PATI – Pemerintah Kabupaten Pati akan segera memulai proses renovasi Masjid Agung Baitunnur pada awal Agustus 2025. Hal ini disampaikan langsung oleh Bupati Pati, H. Sudewo, S.T., M.T., yang menegaskan bahwa selama proses renovasi berlangsung, masjid akan ditutup sementara waktu.
“Masjid Agung Baitunnur ini nanti bulan Agustus 2025 sudah mulai dikerjakan, direnovasi, dan ditutup sementara waktu,” ungkap Bupati Sudewo.

Ia menyebutkan, masa renovasi diperkirakan akan berlangsung selama kurang lebih empat bulan. Selama itu, seluruh aktivitas di masjid akan dihentikan demi kelancaran pengerjaan dan menjaga kualitas hasil renovasi.
“Kalau pada saat pengerjaan masjid tetap digunakan, itu akan mengganggu pelaksanaan, dan dipastikan kualitasnya nanti kurang bagus,” tegasnya.
Senada dengan Bupati, Takmir Masjid Agung Baitunnur, KH Arwani, menyampaikan bahwa renovasi tersebut akan menelan anggaran sekitar Rp15 miliar.

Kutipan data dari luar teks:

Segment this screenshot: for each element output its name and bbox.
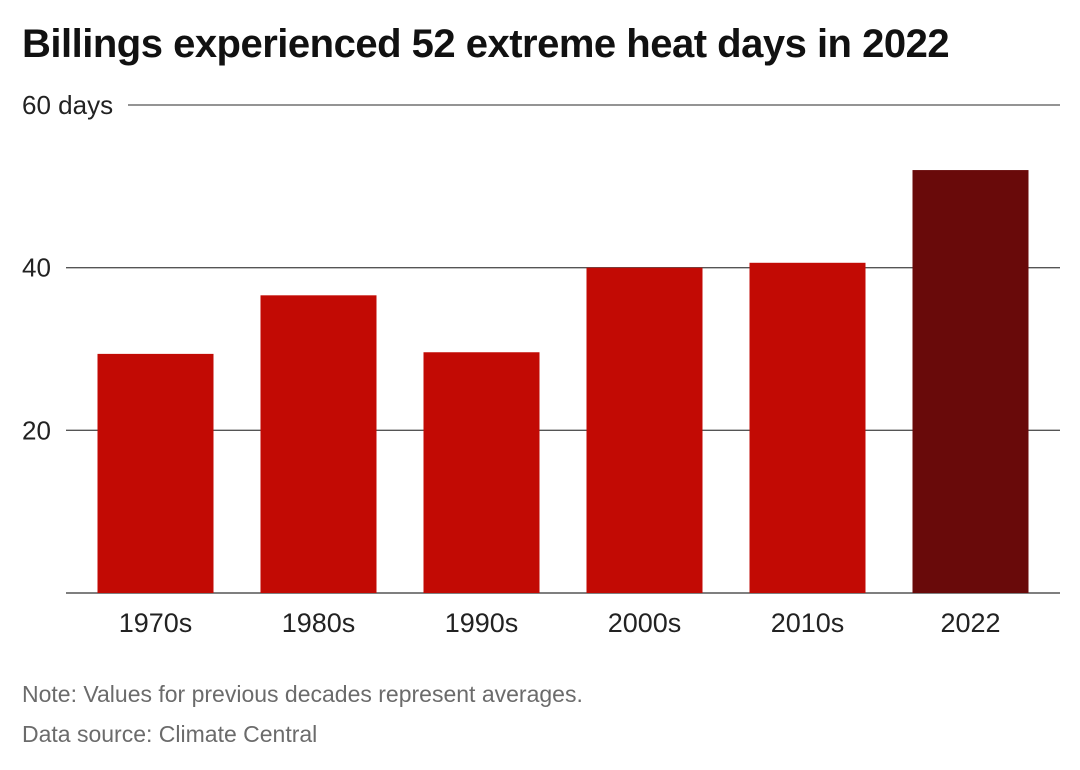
gridlines [66,104,1060,594]
x-tick-label: 1990s [445,608,519,638]
x-tick-label: 2000s [608,608,682,638]
bar-1970s [97,353,214,593]
x-tick-label: 1980s [282,608,356,638]
data-source: Data source: Climate Central [22,721,318,747]
x-axis-labels: 1970s 1980s 1990s 2000s 2010s 2022 [119,608,1001,638]
y-axis-labels: 20 40 60 days [22,90,113,445]
x-tick-label: 2010s [771,608,845,638]
footnote: Note: Values for previous decades repres… [22,681,583,707]
bar-2022 [912,170,1029,594]
bar-1990s [423,352,540,593]
bar-1980s [260,295,377,593]
x-tick-label: 1970s [119,608,193,638]
bar-2000s [586,267,703,593]
y-tick-label: 20 [22,415,51,445]
x-tick-label: 2022 [940,608,1000,638]
bars [97,170,1029,594]
y-tick-label: 60 days [22,90,113,120]
chart-title: Billings experienced 52 extreme heat day… [22,22,950,66]
y-tick-label: 40 [22,253,51,283]
bar-2010s [749,262,866,593]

Seluruh kegiatan masjid akan dinonaktifkan sementara demi kelancaran proses pembangunan.
“Renovasi akan meliputi berbagai bagian, mulai dari kubah masjid dan kubah menara, bagian dalam masjid, taman sekitar area masjid, hingga perbaikan lantai di bagian depan dan sisi selatan,” jelas KH Arwani.

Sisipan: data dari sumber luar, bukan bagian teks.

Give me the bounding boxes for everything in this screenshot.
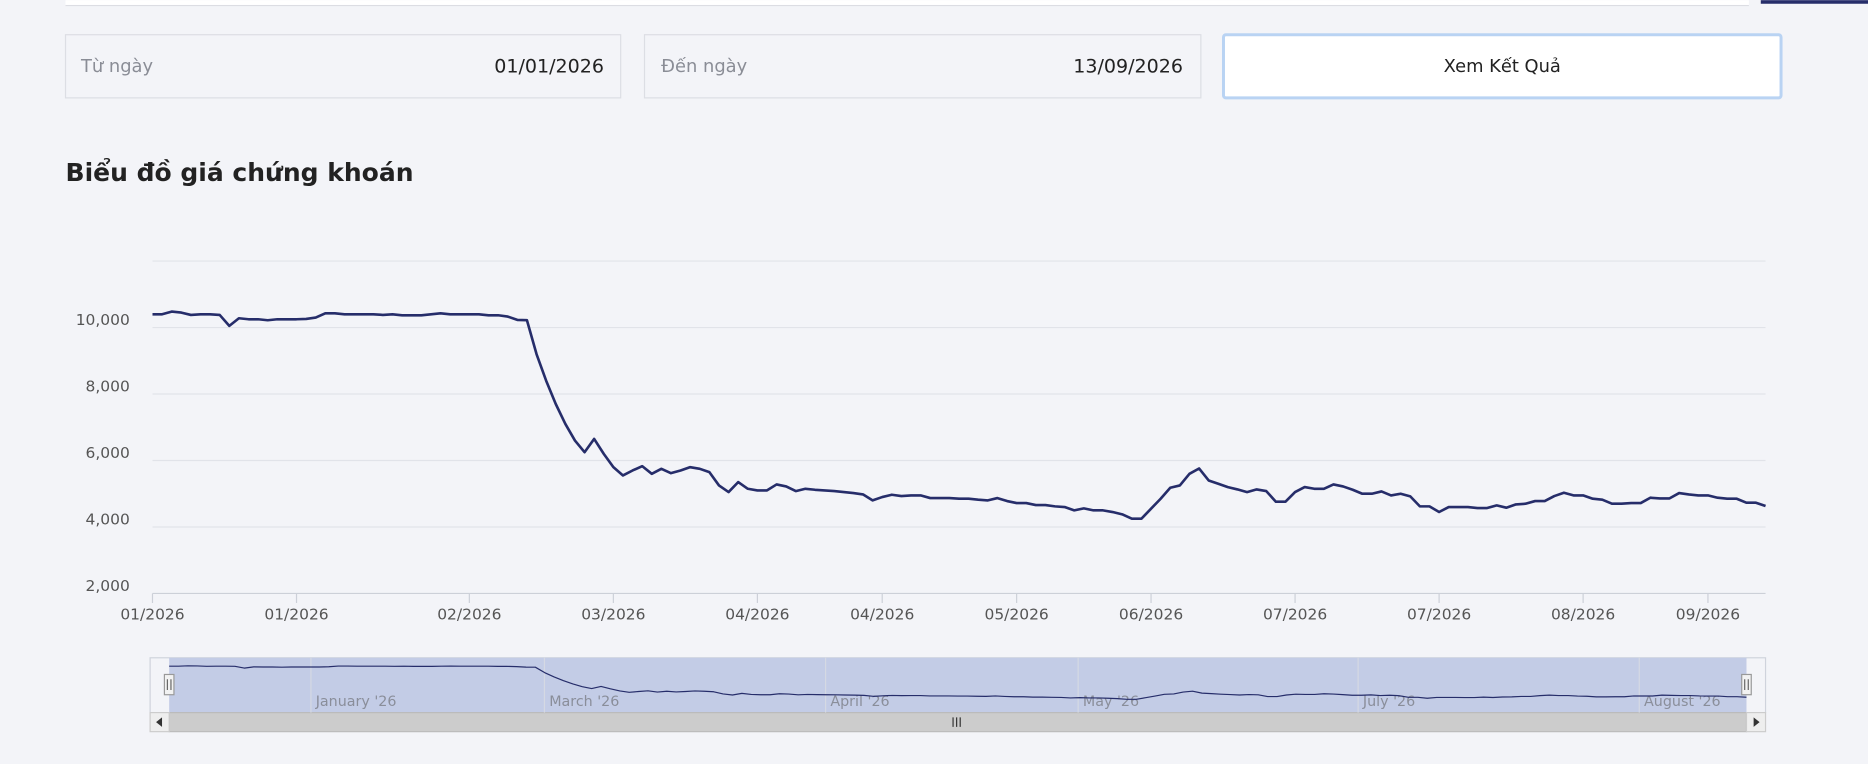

Selain itu, akan dilakukan pembongkaran dan pembangunan ulang toilet serta kamar mandi untuk pria dan wanita, dengan penempatan fasilitas wanita di sisi selatan. Renovasi ini juga akan membuat masjid lebih ramah terhadap penyandang disabilitas, melalui penyediaan akses jalan khusus.
Meski masjid ditutup sementara, kegiatan Taman Pendidikan Al-Qur’an (TPQ) dan Madrasah Diniyah (Madin) tetap dapat berjalan. KH Arwani menjelaskan bahwa kegiatan tersebut akan dipindahkan ke ruang belakang masjid yang berada di area pondok pesantren.
“TPQ dan Madin akan tetap difasilitasi di area belakang masjid, agar proses pendidikan tetap berlangsung meski renovasi sedang berjalan,” pungkasnya.
Renovasi Masjid Agung Baitunnur ini diharapkan dapat meningkatkan kenyamanan dan pelayanan bagi jamaah serta menjadikan masjid sebagai pusat kegiatan keagamaan yang lebih representatif bagi masyarakat Pati.